For years, scientists have been puzzled by the mysterious “sailing stones” of Death Valley. Located in a remote area of Death Valley, the heavy stones appear to move across the dried lake bed known as Racetrack Playa, leaving a trail behind them in the cracked mud. The rocks’ apparent movement has been blamed on everything from space aliens and magnetic fields to pranksters. But no one has actually seen the rocks move, which only adds to the mystery.

sailing stone

After more than seventy years of attempts to solve the mystery of Death Valley’s sailing stones, U.S. researchers led by Dr Brian Jackson of Boise State University have finally caught the stones in action. Rocks move when large ice sheets a few millimeters thick floating in an ephemeral winter pond start to break up during sunny days. These thin floating ice panels, frozen during cold winter nights, are driven by wind and shove rocks at up to 5 m/min (16.5 ft/min) .

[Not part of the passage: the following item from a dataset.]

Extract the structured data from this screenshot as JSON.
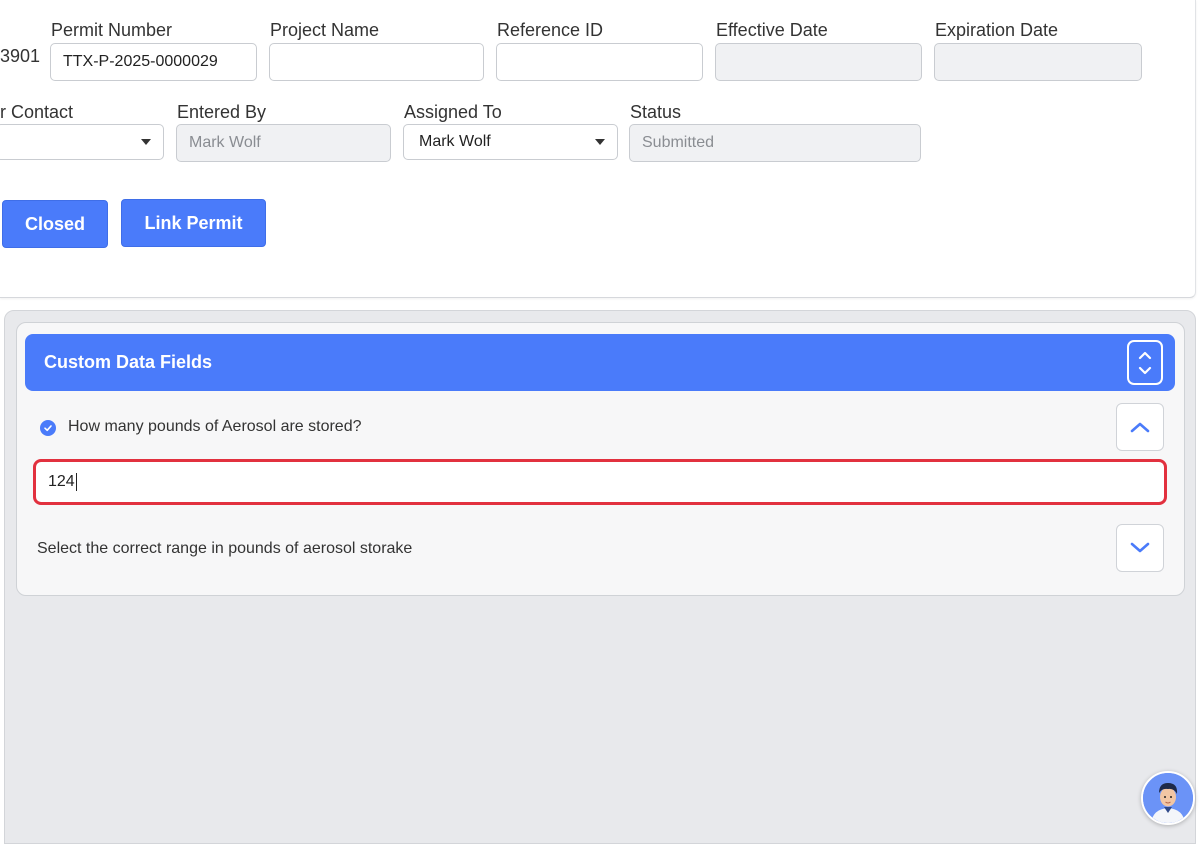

If you’ve ever watched the Star Wars films — especially Episode IV – A New Hope and Episode VI – Return of the Jedi — you may not have known that you were looking at Death Valley. While you could spend several years watching each episode and searching for the places captured on film, superfan Steve Hall created a self-guided Star Wars in Death Valley tour to point out shooting locations, from the colorful hills of Artist’s Palette to the ever-shifting Mesquite Flat Sand Dunes.